Jakarta –
Badan Gizi Nasional (BGN) Ditengah mengkaji penataan penerima manfaat Inisiatif Makan Bergizi Gratis (MBG). Salah satu opsi yang dibahas adalah menghentikan pemberian MBG kepada anak-anak yang berasal Bersama keluarga menengah Hingga atas atau kelompok desil sosial 8, 9, dan 10.
Wakil Kepala BGN Agustina Arumsari mengatakan pembahasan tersebut dilakukan Untuk Pertemuan terbatas yang dipimpin Pemimpin Negara Prabowo Subianto Hingga Istana Kepresidenan, Rabu (15/7/2026).
“Pokoknya soal penataan penerima manfaat. Tadi ada diskusi-diskusi Hingga Untuk bahwa Untuk mereka yang katakanlah ada Hingga desil 8, 9, 10 yang mapan, kaya, kaya sekali, itu memang tidak Berencana diberikan lagi,” kata Agustina.
Meski begitu, Agustina menegaskan Aturan tersebut belum diputuskan. Pemimpin Negara Prabowo meminta seluruh usulan dikaji secara mendalam Sebelumnya diambil keputusan.
Menurut Agustina, salah satu tantangan Untuk penataan penerima manfaat adalah Situasi Hingga sejumlah sekolah yang siswanya berasal Bersama berbagai latar Dibelakang ekonomi.
“Misalnya ada sekolah negeri yang muridnya 50 persen berasal Bersama desil menengah Hingga bawah dan sisanya menengah Hingga atas. Jangan sampai nanti ada yang Memperoleh, ada yang tidak,” ujarnya.
Prabowo Minta Kajian Matang
Agustina mengatakan Pemimpin Negara Prabowo mengingatkan agar pemerintah tidak terburu-buru mengubah Aturan yang menyangkut puluhan juta penerima manfaat.
Pada ini, Inisiatif MBG disebut telah menjangkau Disekitar 63 juta penerima.
“Pak Pemimpin Negara minta dikaji benar-benar setiap Aturan yang Berencana diambil. Tidak perlu terburu-buru. Sebab memang tidak mudah Membahas sebuah Aturan Untuk jutaan orang,” katanya.
Menurut Agustina, berbagai aspek perlu dipertimbangkan Sebelumnya keputusan diambil, mulai Bersama dampak psikologis hingga pelaksanaan Hingga lapangan.
“Nah, Pak Pemimpin Negara meminta kami mengkaji lagi yang seperti itu. Kami diberi waktu kurang lebih satu bulan, silakan dikaji lagi,” ujarnya.
Ia menjelaskan, Untuk Pertemuan tersebut berbagai usulan dan pendapat mengemuka. Akan Tetapi, Prabowo belum Menyediakan keputusan final Yang Berhubungan Bersama penghentian MBG Untuk anak-anak Bersama keluarga mampu.

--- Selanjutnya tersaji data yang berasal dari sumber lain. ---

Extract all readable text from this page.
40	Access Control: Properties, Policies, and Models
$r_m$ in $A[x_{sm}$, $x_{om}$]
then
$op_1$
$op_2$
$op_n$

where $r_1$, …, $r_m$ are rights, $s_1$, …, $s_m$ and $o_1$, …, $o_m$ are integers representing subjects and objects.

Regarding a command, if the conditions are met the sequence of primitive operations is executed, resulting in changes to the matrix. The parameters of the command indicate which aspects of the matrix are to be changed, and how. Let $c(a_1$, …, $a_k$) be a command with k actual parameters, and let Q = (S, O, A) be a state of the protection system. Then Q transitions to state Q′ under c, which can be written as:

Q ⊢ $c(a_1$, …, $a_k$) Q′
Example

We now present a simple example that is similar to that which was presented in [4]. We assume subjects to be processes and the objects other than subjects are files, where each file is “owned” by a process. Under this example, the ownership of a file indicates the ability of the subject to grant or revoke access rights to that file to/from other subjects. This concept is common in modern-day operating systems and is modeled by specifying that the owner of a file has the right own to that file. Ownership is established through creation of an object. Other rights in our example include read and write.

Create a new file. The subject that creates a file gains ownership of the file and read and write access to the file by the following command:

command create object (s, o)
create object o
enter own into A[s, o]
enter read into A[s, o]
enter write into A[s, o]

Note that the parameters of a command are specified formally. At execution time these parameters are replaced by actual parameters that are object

“Ada usulan, ada yang setuju, ada yang tidak setuju. Intinya, Pak Pemimpin Negara meminta semuanya dikaji lagi. Beliau tidak ingin terburu-buru Untuk Membahas keputusan dan ingin benar-benar berhati-hati,” pungkas Agustina.
Artikel ini disadur –> Detik.com Indonesia Berita News: BGN Berencana Tata Ulang Penerima Manfaat, Bakal Hentikan MBG Buat Anak Keluarga Mampu?